# Why is the uncertainty of a digital instrument always the smallest scale division?

For a mass balance that can give readings to 2 decimal places, the uncertainty is assumed to be $\pm 0.01$. Can someone explain the rationale for this, as I would think it more logical for the uncertainty to be given as $\pm 0.005$.

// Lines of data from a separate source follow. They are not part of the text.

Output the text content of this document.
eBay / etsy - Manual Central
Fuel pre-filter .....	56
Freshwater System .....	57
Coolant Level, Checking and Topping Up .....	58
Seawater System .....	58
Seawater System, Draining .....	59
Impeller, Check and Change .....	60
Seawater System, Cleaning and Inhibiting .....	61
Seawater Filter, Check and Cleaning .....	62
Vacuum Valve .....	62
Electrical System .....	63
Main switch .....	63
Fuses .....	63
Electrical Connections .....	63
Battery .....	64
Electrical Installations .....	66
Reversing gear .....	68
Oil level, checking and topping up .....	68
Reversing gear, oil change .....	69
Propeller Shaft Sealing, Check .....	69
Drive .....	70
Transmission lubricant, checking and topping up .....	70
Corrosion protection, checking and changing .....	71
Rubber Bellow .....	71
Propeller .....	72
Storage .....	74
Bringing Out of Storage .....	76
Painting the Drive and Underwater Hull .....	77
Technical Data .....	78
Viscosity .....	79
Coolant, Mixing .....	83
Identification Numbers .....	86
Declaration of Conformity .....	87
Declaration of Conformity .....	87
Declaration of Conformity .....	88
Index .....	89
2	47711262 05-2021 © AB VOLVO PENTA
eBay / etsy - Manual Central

• Well, the value is recorded as a binary value, so back computing the accuracy is not trivial. Presumably $\pm 0.01$ describes the actual faith you should have in the value. No one said it will be correct, but they claim it won't be off by more than 0.01 units. – Zhe Dec 20 '16 at 13:23
• If I'm following correctly, you're assuming it's like a safety net of sorts? As in the uncertainty is unlikely to ever be as large as +/- 0.01, but it's written that way anyway just in case it's larger than +/- 0.005? – Tom Brooks Dec 20 '16 at 13:29
• The uncertainty is in some binary digit. Suppose it's $\pm 0.0001_{2}$. That translates to $\pm 0.0625$. But you might round that up to $\pm 0.1$ if your scale only has 1 place after the decimal point. Maybe I should just write this up as an answer. – Zhe Dec 20 '16 at 13:30
• Whatever the details of the measurement as a binary number translated to decimal, the only sure way to know what the manufacturer of your scales intends by an error of $\pm 001$ is to look at the specifications. If you work in a certified lab the scales should adhere to some standard such as ISO9000. If not, all you can assume is that the error is literally what you mention. You could always check by repeated measurements of the same object. Also, you could try measuring in groups as this will reduce the noise introduced by the scales and see if this has any effect. – porphyrin Dec 21 '16 at 16:03

Then you're in a scenario where the uncertainty is something like $\pm 0.0001_{2}$, which is $\pm 0.0625$. In this case, I would say that the error is in the first decimal place after the decimal point.
You can't give an error of $\pm 0.005$, partly for the reason I gave, but also because the error in measurement is not necessary an error in rounding. It's possible that the transducer is temperature sensitive, so within a reasonable range, it might over or under measure by $0.01$ units.